Em 2000, ao instalar-se no bairro das Fontaínhas, quis um “fazer trabalho de investigação”. “Consegui um quarto e pensei que seria positivo estar ali, naquele momento não tinha laços nem obrigações, tinha cortado com tudo, estava sozinho, e pensava que não precisava de ninguém. Depois cheguei à conclusão de que precisava de três ou quatro pessoas, para fazer um filme, e hoje sabemos que somos quatro e que nunca seremos quarenta”, recorda. Ele, que estudou História e aprendeu a lidar com fontes e arquivos, “nas Fontaínhas era como se pudesse pôr em prática algumas coisas [desse curso], ir ao fundo das coisas e trazer à superfície. Pegar na vida completa de um imigrante como a pessoa que ele é e não só com os problemas da imigração. Finalmente o que gostava de fazer e o cinema se encontraram, um trabalho próximo da investigação que se faça de forma económica, consequente, adaptado ao que tenho à minha frente. Não posso filmar em locais como as Fontaínhas com a maquinaria poderosa e capitalista do cinema, que são camiões, maquilhadoras, caterings e croquetes, que muitos consideram indispensáveis mas não o são.”

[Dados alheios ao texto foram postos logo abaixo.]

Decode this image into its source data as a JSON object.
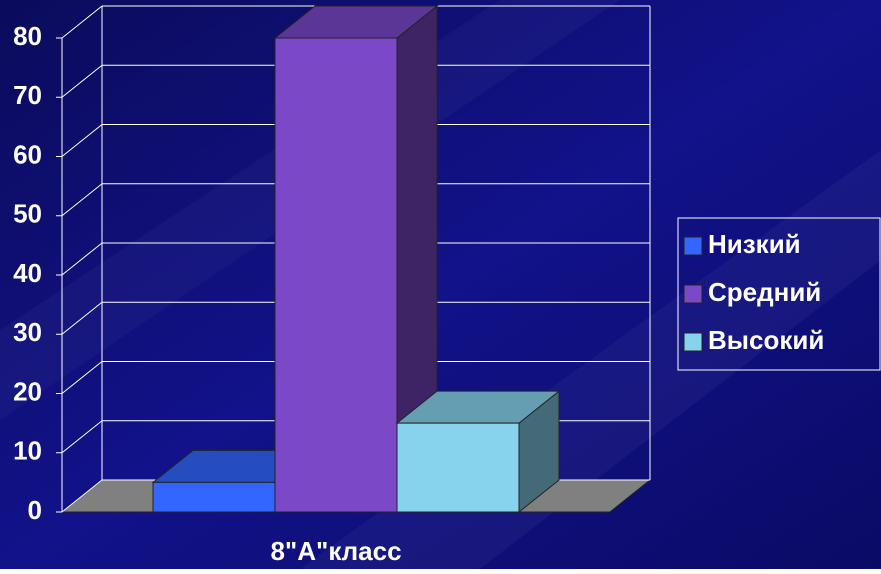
{
  "chart_data": {
    "type": "bar3d",
    "categories": [
      "8\"А\"класс"
    ],
    "series": [
      {
        "name": "Низкий",
        "color": "#3366ff",
        "values": [
          5
        ]
      },
      {
        "name": "Средний",
        "color": "#7b48c8",
        "values": [
          80
        ]
      },
      {
        "name": "Высокий",
        "color": "#87d3ee",
        "values": [
          15
        ]
      }
    ],
    "ylim": [
      0,
      80
    ],
    "yticks": [
      0,
      10,
      20,
      30,
      40,
      50,
      60,
      70,
      80
    ],
    "grid": true,
    "legend": "right"
  }
}
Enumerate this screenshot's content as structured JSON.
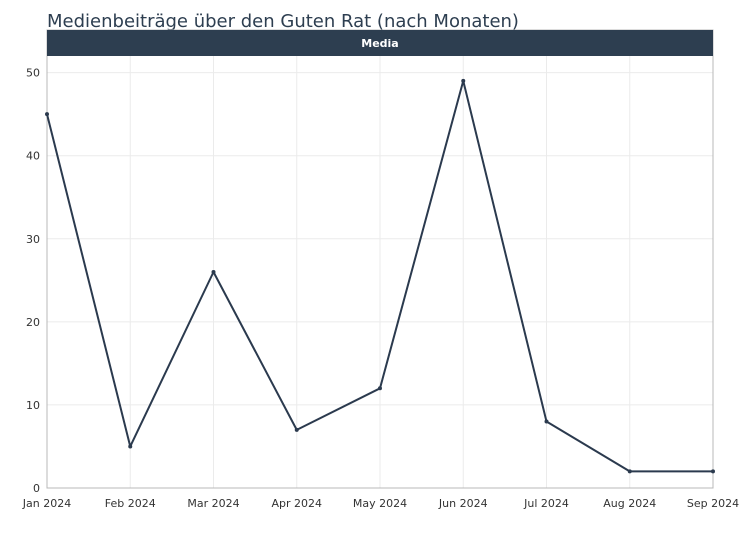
{
  "chart_data": {
    "type": "line",
    "title": "Medienbeiträge über den Guten Rat (nach Monaten)",
    "facet_label": "Media",
    "x": [
      "Jan 2024",
      "Feb 2024",
      "Mar 2024",
      "Apr 2024",
      "May 2024",
      "Jun 2024",
      "Jul 2024",
      "Aug 2024",
      "Sep 2024"
    ],
    "series": [
      {
        "values": [
          45,
          5,
          26,
          7,
          12,
          49,
          8,
          2,
          2
        ]
      }
    ],
    "yticks": [
      0,
      10,
      20,
      30,
      40,
      50
    ],
    "ylim": [
      0,
      52
    ],
    "grid": true,
    "colors": {
      "line": "#2b3a4e",
      "strip": "#2d3e50",
      "strip_text": "#ffffff",
      "grid": "#ebebeb",
      "panel_border": "#b8b8b8",
      "text": "#333333",
      "title": "#2d3e50"
    }
  }
}
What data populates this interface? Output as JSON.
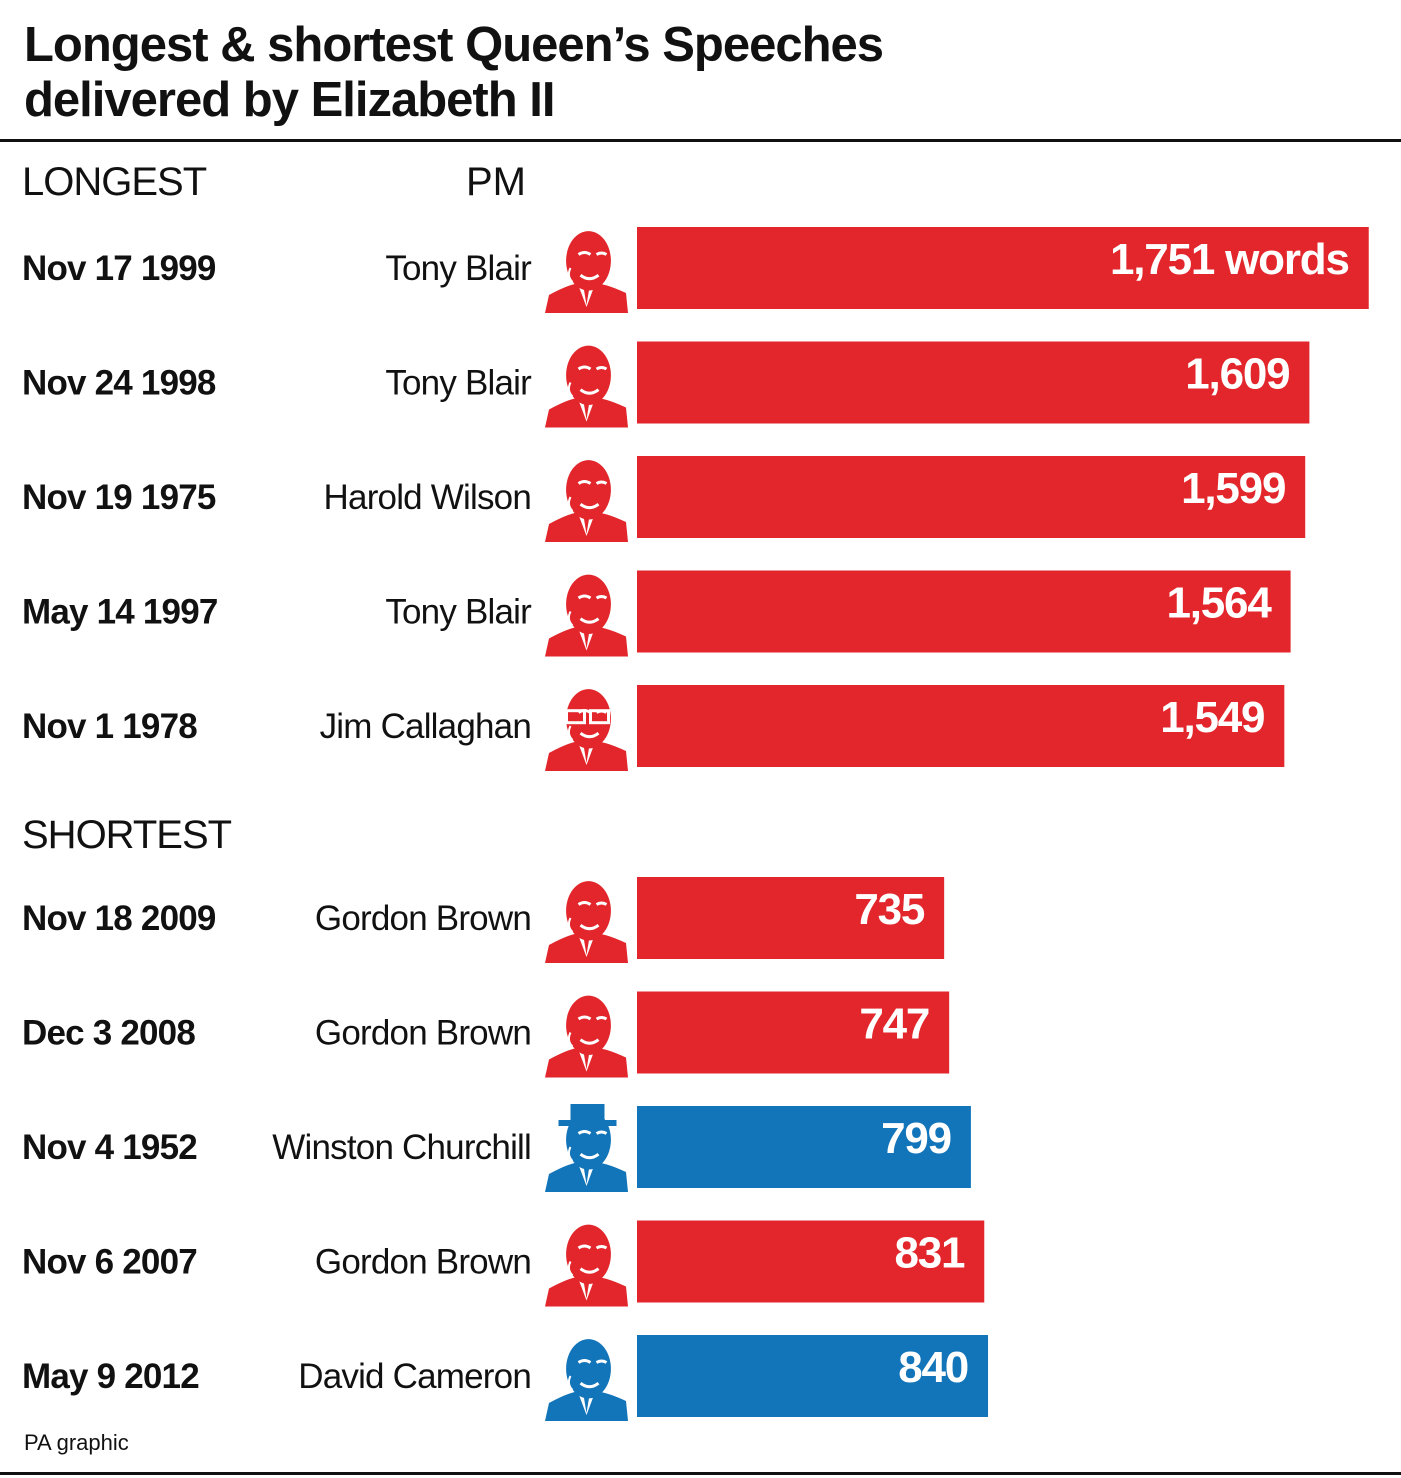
{
  "title_lines": [
    "Longest & shortest Queen’s Speeches",
    "delivered by Elizabeth II"
  ],
  "source": "PA graphic",
  "colors": {
    "labour": "#e2262b",
    "conservative": "#1274b9",
    "text": "#111111"
  },
  "chart_data": {
    "type": "bar",
    "orientation": "horizontal",
    "title": "Longest & shortest Queen’s Speeches delivered by Elizabeth II",
    "column_header": "PM",
    "unit_first_label": "words",
    "groups": [
      {
        "name": "LONGEST",
        "rows": [
          {
            "date": "Nov 17 1999",
            "pm": "Tony Blair",
            "value": 1751,
            "label": "1,751 words",
            "party": "labour",
            "icon": "tony-blair-portrait-icon"
          },
          {
            "date": "Nov 24 1998",
            "pm": "Tony Blair",
            "value": 1609,
            "label": "1,609",
            "party": "labour",
            "icon": "tony-blair-portrait-icon"
          },
          {
            "date": "Nov 19 1975",
            "pm": "Harold Wilson",
            "value": 1599,
            "label": "1,599",
            "party": "labour",
            "icon": "harold-wilson-portrait-icon"
          },
          {
            "date": "May 14 1997",
            "pm": "Tony Blair",
            "value": 1564,
            "label": "1,564",
            "party": "labour",
            "icon": "tony-blair-portrait-icon"
          },
          {
            "date": "Nov 1 1978",
            "pm": "Jim Callaghan",
            "value": 1549,
            "label": "1,549",
            "party": "labour",
            "icon": "jim-callaghan-portrait-icon"
          }
        ]
      },
      {
        "name": "SHORTEST",
        "rows": [
          {
            "date": "Nov 18 2009",
            "pm": "Gordon Brown",
            "value": 735,
            "label": "735",
            "party": "labour",
            "icon": "gordon-brown-portrait-icon"
          },
          {
            "date": "Dec 3 2008",
            "pm": "Gordon Brown",
            "value": 747,
            "label": "747",
            "party": "labour",
            "icon": "gordon-brown-portrait-icon"
          },
          {
            "date": "Nov 4 1952",
            "pm": "Winston Churchill",
            "value": 799,
            "label": "799",
            "party": "conservative",
            "icon": "winston-churchill-portrait-icon"
          },
          {
            "date": "Nov 6 2007",
            "pm": "Gordon Brown",
            "value": 831,
            "label": "831",
            "party": "labour",
            "icon": "gordon-brown-portrait-icon"
          },
          {
            "date": "May 9 2012",
            "pm": "David Cameron",
            "value": 840,
            "label": "840",
            "party": "conservative",
            "icon": "david-cameron-portrait-icon"
          }
        ]
      }
    ]
  }
}
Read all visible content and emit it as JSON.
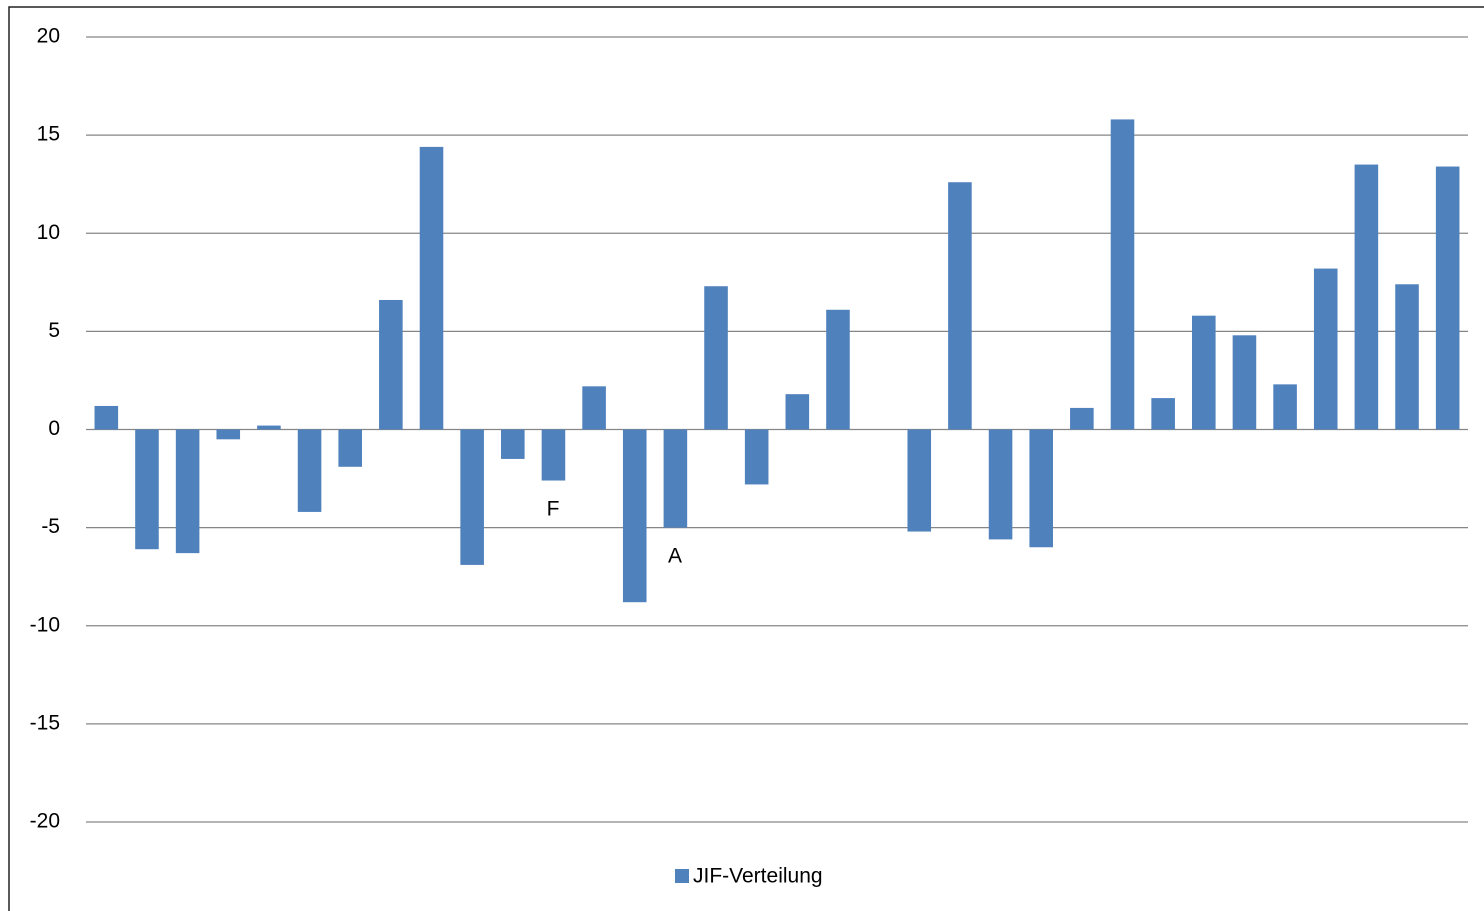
{
  "chart_data": {
    "type": "bar",
    "categories": [
      null,
      null,
      null,
      null,
      null,
      null,
      null,
      null,
      null,
      null,
      null,
      null,
      null,
      null,
      null,
      null,
      null,
      null,
      null,
      null,
      null,
      null,
      null,
      null,
      null,
      null,
      null,
      null,
      null,
      null,
      null,
      null,
      null,
      null
    ],
    "series": [
      {
        "name": "JIF-Verteilung",
        "color": "#4f81bd",
        "values": [
          1.2,
          -6.1,
          -6.3,
          -0.5,
          0.2,
          -4.2,
          -1.9,
          6.6,
          14.4,
          -6.9,
          -1.5,
          -2.6,
          2.2,
          -8.8,
          -5.0,
          7.3,
          -2.8,
          1.8,
          6.1,
          null,
          -5.2,
          12.6,
          -5.6,
          -6.0,
          1.1,
          15.8,
          1.6,
          5.8,
          4.8,
          2.3,
          8.2,
          13.5,
          7.4,
          13.4
        ]
      }
    ],
    "annotations": [
      "F",
      "A"
    ],
    "ylim": [
      -20,
      20
    ],
    "yticks": [
      -20,
      -15,
      -10,
      -5,
      0,
      5,
      10,
      15,
      20
    ],
    "grid": true,
    "legend": "bottom"
  }
}
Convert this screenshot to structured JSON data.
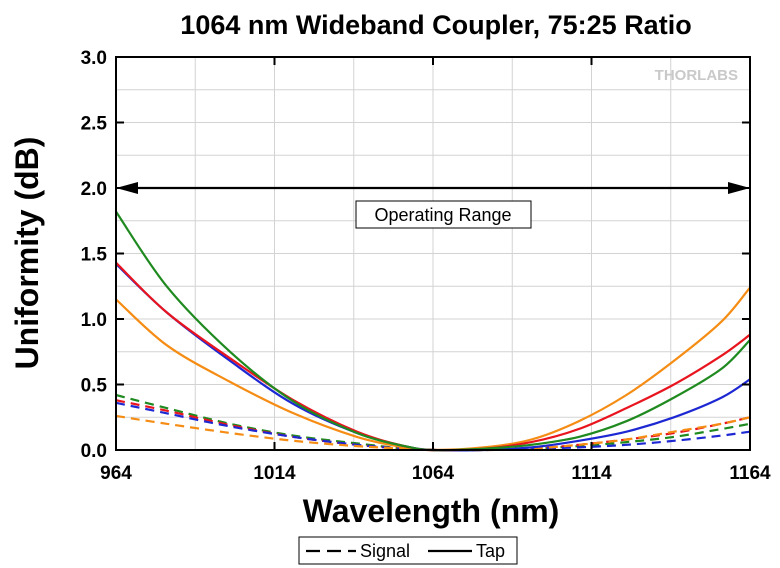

Pedro Costa sabe que o “sonho dos ministros da Cultura, dos institutos e dos festivais de cinema” é que os autores filmem para um público de massas: “Não é o meu mundo, é um ambiente subjugado ao poder, muito dependente do dinheiro e ignorante em matéria de cinema. A colonização americana está consumada, e também os intelectuais portugueses fazem cambalhotas perante as séries da moda e se gabam de nunca ter visto um filme do Manoel de Oliveira.”
A culpa é de plataformas como Netflix, Amazon ou Disney, “os grandes magnatas que vão controlar tudo, influenciar o gosto e inflacionar os salários. Oferecem 1.500 euros por semana a um jovem como primeiro assistente de câmara, que não come e trabalha mais de 16 horas diárias. É algo inumano, uma exploração contra a qual lutaram milhões de pessoas com armas e palavras”, afirma Pedro Costa. Em Portugal, explica ao “El País”, “não é raro que os chamados filmes comerciais portugueses tenham entre 7 mil e 10 mil espectadores em 50 ou 60 salas do país. A mim, quando muito, dão-me três ou quatro salas em Lisboa, Porto e pouco mais. Os meus filmes rondam os 5 mil espectadores. No meio desta esquizofrenia, não me posso queixar”.
O bairro das Fontaínhas foi demolido, os seus habitantes realojados. Mas, aos 63 anos, o realizador não voltará a filmar em Lisboa, que considera “uma cidade destruída, rendida ao despropósito e vítima do capitalismo mais selvagem”. Prefere manter a simplicidade: “Quando mostro os meus filmes em Los Angeles, ficam intrigados pelo modo como estão feitos. Digo-lhes sempre que não há segredos, que há uma racionalidade que tem a ver com o que o mundo é e com a eliminação de outras mentiras, como que o cinema é muito caro e que só algumas pessoas com muito talento o podem fazer.” O cineasta, diz Costa, não é um filósofo: “Tem décadas de sedimentação esta ideia de que Takovski, Fellini ou Bergman não são apenas realizadores, mas também mestres de filosofia, política, sociologia, que conseguem ver tudo antes do que os outros. O curioso é que, do meu ponto de vista, estes cineastas filósofos são os menos subversivos e revolucionários. Godard, que morreu há pouco tempo, era um investigador, mas não tinha uma ideia do mundo. Considerava a câmara como um telescópio e um microscópio ao mesmo tempo. Via coisas pequenas que mais ninguém tem paciência para ver.”
“As nossas vidas tornaram-se numa loucura absoluta que nos faz até esquecer os mortos. Mas nós precisamos disso e esse é um trabalho que pode ser feito pelo cinema, o teatro, a música ou a pintura”, conclui Pedro Costa.